Guy Riffaud, l'un des derniers bouilleurs ambulants de France
Dans les campagnes girondines, certaines traditions résistent au temps, comme la distillation du vin et de la prune. Guy Riffaud, âgé de 81 ans, incarne cette permanence en étant l'un des derniers bouilleurs ambulants à parcourir la région. Ce viticulteur retraité, installé à Landerrouat, perpétue un savoir-faire familial remontant à plusieurs générations.
Une lignée de distillateurs depuis le XIXe siècle
Les racines de Guy Riffaud dans la distillation sont profondes. Son arrière-arrière-grand-père, Aristide Faurès, vivait à Lévignac-de-Guyenne et travaillait déjà chez un distillateur. Puis son arrière-grand-père, Aramis Faurès, né en 1894 à Lévignac, devint le premier d'une longue lignée de bouilleurs de cru. Cette histoire familiale a marqué Guy dès son plus jeune âge.
« Depuis mon plus jeune âge, j'ai baigné dans cette ambiance, accompagnant mon grand-père et mon père dans leurs déplacements à la rencontre des gens voulant faire distiller », confie-t-il avec émotion.

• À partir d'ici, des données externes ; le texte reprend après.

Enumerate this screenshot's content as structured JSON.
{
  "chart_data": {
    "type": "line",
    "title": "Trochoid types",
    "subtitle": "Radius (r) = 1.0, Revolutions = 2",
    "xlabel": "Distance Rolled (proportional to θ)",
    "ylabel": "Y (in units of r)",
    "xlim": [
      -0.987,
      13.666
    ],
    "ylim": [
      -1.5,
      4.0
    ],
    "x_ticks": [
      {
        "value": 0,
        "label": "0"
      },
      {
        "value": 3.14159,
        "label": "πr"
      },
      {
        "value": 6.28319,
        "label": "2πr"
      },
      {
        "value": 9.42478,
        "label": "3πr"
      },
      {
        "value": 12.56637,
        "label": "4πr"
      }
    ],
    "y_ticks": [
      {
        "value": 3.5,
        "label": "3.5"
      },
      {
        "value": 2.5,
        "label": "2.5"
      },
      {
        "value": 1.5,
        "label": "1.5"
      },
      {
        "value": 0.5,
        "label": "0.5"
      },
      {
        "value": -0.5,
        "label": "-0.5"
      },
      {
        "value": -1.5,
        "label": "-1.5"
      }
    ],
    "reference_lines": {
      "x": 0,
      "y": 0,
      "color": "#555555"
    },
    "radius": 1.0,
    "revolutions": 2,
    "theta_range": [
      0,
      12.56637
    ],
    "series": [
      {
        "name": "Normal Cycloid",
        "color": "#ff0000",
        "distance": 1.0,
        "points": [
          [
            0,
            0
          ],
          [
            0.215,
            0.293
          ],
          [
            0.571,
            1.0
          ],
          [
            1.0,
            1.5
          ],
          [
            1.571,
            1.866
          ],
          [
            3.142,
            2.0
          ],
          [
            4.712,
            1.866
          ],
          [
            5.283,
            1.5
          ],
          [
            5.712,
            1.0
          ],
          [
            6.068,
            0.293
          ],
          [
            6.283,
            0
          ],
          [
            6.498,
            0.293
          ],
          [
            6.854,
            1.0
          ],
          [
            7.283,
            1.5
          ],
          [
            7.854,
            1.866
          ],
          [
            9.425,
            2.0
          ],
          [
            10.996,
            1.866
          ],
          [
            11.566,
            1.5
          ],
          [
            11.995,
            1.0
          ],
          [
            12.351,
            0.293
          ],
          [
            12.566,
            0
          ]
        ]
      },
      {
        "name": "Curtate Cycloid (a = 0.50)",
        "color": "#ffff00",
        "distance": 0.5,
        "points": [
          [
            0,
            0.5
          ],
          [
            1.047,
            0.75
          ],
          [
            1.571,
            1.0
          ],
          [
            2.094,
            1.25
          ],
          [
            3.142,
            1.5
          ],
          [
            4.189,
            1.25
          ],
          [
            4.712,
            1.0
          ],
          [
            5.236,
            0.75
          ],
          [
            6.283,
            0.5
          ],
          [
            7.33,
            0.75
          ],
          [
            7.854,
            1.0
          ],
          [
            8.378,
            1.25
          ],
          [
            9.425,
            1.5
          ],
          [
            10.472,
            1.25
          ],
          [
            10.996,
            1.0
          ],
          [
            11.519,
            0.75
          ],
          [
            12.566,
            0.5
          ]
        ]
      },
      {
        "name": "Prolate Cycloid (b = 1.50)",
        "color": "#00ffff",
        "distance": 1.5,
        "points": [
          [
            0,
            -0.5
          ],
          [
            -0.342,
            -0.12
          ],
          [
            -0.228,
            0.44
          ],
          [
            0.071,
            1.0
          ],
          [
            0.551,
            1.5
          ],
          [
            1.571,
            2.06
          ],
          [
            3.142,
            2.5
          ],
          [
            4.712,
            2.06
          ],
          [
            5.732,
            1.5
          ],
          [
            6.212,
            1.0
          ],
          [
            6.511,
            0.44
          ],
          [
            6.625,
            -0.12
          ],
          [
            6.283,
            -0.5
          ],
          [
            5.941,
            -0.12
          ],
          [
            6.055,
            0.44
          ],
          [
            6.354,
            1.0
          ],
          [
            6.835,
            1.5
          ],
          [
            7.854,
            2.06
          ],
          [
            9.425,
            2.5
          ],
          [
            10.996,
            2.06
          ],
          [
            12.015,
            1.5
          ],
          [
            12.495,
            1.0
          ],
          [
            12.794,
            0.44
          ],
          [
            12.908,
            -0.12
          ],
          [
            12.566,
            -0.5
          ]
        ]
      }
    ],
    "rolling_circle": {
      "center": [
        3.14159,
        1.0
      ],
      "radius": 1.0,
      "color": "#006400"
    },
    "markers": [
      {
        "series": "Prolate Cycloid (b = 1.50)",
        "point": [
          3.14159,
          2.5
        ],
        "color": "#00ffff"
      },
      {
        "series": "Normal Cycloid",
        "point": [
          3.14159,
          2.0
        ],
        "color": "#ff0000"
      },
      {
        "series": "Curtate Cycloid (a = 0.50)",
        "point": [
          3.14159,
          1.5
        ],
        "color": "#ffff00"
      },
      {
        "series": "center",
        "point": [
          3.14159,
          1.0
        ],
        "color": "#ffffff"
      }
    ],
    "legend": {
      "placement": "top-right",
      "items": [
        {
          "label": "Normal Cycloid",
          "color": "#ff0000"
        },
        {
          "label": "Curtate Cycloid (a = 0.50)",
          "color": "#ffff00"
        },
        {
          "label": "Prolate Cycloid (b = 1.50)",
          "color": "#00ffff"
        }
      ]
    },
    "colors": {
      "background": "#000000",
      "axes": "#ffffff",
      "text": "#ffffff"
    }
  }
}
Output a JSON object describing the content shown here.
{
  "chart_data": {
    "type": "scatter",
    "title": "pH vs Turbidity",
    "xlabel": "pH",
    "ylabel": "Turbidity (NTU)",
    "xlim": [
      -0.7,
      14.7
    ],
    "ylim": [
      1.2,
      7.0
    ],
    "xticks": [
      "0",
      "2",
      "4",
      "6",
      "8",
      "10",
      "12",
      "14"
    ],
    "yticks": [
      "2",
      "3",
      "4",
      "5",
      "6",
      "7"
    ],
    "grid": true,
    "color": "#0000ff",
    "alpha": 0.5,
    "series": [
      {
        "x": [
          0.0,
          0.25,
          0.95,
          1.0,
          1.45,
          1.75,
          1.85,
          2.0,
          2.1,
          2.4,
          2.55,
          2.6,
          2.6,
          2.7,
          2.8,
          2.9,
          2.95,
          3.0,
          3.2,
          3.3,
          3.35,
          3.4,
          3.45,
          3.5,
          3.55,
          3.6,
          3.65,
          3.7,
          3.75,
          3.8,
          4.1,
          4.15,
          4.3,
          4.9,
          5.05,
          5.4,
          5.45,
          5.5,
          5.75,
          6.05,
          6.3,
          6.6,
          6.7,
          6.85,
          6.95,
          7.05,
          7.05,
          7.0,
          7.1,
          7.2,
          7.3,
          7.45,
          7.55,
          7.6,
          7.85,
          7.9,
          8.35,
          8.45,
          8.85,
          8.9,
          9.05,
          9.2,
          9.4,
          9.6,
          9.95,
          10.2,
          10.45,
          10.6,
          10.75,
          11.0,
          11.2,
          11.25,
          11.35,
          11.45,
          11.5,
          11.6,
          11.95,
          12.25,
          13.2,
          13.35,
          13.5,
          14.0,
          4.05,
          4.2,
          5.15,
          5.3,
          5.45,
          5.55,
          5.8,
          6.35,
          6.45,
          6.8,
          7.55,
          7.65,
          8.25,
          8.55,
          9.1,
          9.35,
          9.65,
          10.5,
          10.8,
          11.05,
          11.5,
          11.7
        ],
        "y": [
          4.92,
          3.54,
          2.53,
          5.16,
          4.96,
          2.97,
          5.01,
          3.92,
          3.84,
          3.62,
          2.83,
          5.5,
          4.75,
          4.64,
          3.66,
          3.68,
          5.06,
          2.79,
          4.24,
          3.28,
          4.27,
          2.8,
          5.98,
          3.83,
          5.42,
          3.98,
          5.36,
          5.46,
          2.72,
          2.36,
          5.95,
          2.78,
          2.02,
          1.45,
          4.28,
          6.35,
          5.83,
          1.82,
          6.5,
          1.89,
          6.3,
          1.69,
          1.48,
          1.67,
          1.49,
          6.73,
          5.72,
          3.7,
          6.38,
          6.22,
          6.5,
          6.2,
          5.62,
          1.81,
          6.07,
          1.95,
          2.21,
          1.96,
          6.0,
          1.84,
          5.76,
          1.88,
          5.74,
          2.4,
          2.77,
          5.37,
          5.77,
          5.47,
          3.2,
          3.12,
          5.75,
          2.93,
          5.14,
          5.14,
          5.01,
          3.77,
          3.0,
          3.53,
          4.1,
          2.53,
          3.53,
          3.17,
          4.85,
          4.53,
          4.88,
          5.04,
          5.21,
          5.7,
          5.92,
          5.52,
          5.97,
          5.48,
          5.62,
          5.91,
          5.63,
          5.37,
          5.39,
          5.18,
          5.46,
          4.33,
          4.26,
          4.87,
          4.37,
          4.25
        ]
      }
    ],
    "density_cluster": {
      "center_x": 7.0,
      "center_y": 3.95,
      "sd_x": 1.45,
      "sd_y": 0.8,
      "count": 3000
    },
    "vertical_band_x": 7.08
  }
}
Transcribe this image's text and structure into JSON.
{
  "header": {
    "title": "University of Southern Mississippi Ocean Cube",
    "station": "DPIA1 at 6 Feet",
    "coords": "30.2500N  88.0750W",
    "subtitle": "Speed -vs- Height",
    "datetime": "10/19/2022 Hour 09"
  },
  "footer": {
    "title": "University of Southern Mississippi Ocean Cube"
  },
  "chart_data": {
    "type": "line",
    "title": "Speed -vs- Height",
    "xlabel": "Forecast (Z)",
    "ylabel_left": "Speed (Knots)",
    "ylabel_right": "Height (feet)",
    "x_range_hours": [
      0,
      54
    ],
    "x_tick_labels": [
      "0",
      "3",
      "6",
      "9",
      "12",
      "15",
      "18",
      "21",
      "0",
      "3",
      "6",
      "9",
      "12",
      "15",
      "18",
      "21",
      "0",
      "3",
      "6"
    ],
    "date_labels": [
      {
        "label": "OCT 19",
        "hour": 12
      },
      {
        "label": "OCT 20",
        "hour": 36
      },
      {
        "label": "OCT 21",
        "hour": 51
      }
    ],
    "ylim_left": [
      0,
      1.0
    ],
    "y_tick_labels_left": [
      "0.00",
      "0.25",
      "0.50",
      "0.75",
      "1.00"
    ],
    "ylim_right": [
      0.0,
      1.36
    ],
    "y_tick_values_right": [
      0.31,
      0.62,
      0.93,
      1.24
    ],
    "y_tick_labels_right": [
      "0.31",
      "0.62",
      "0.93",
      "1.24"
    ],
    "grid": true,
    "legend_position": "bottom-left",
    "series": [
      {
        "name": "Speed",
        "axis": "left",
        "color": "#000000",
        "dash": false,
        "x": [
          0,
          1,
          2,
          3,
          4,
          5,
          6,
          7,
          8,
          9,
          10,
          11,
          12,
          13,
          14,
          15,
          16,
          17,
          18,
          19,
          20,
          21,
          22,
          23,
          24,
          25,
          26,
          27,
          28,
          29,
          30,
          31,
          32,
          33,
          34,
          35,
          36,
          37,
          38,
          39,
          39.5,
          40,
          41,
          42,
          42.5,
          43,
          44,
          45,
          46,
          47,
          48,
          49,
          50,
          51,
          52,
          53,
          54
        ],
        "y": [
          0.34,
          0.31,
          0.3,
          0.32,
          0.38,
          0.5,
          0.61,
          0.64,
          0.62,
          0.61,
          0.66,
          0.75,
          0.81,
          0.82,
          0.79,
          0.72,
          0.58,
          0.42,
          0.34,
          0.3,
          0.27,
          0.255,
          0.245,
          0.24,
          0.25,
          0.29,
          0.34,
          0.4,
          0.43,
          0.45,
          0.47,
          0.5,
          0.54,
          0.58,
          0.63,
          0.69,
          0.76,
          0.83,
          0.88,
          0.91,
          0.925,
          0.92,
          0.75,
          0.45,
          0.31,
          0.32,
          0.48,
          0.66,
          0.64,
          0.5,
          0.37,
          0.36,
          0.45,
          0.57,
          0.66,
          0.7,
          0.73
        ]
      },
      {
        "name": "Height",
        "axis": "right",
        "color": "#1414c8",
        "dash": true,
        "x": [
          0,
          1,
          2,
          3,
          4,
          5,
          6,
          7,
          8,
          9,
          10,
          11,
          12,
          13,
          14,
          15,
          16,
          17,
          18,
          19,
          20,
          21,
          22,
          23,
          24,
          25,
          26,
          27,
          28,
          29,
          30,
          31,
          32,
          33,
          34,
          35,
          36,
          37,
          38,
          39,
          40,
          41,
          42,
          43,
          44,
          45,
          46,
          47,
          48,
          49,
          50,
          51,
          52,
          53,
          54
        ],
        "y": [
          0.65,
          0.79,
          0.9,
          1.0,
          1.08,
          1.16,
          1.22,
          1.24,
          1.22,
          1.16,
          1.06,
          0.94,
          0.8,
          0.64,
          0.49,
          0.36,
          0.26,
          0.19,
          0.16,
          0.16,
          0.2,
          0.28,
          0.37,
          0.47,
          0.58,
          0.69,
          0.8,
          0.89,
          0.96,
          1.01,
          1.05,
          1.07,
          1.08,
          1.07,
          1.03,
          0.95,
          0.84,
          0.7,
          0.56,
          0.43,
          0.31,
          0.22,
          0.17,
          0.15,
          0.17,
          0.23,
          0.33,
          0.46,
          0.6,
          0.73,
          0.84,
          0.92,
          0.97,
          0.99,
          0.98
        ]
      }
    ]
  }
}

Du cor d'harmonie à l'alambic en cuivre
Avant de reprendre l'affaire familiale, Guy Riffaud nourrissait une passion pour la musique. Il étudiait le cor d'harmonie au conservatoire de Bordeaux sous la direction d'éminents professeurs. Pour des raisons familiales, il dut abandonner son instrument, mais conserva son attrait pour le cuivre. En 1966, il troqua définitivement le cuivre du cor pour celui de l'alambic de son arrière-grand-père, commençant ainsi ses voyages à travers la campagne.
Un rituel convivial et ancestral
L'arrivée de l'alambic de Guy Riffaud dans un village est toujours un événement. Elle donne lieu à une fête où se rassemblent les habitants, créant une réelle convivialité. Entre les fumées de la chaudière et le verre posé sur l'alambic pour goûter l'eau-de-vie, se tissent des liens sociaux précieux. Ce rituel transforme la distillation en moment de partage et de transmission.
La relève assurée par son fils
Jeudi 5 mars dernier, une scène symbolique s'est déroulée dans un hangar de la campagne lévignacaise. Yves Riffaud, le fils de Guy, a installé l'alambic familial, marquant la passation de savoir-faire. Comme son père, il alimente la chaudière en bois et surveille avec précision la température de sortie de l'eau-de-vie. Ces gestes ancestraux relèvent d'une alchimie subtile, mêlant expérience et intuition.
Guy Riffaud, qui pratique ce métier depuis soixante ans, observe discrètement la distillation. Avec malice, il compare ce processus à la musique : « L'alchimie de l'eau-de-vie, c'est comme un accord parfait en musique, c'est une ode à la vie ». Cette métaphore poétique résume son approche artisanale, où technique et sensibilité se conjuguent.
Un patrimoine vivant menacé
À 81 ans, Guy Riffaud représente un maillon essentiel d'une tradition en voie de disparition. Les bouilleurs ambulants se font rares en France, faisant de sa pratique un patrimoine culturel précieux. Son histoire, liée à celle de sa famille et de la Gironde, illustre la persistance des savoir-faire ruraux face à la modernisation. La transmission à son fils Yves assure toutefois une continuité, permettant à cette alchimie ancestrale de survivre encore quelque temps.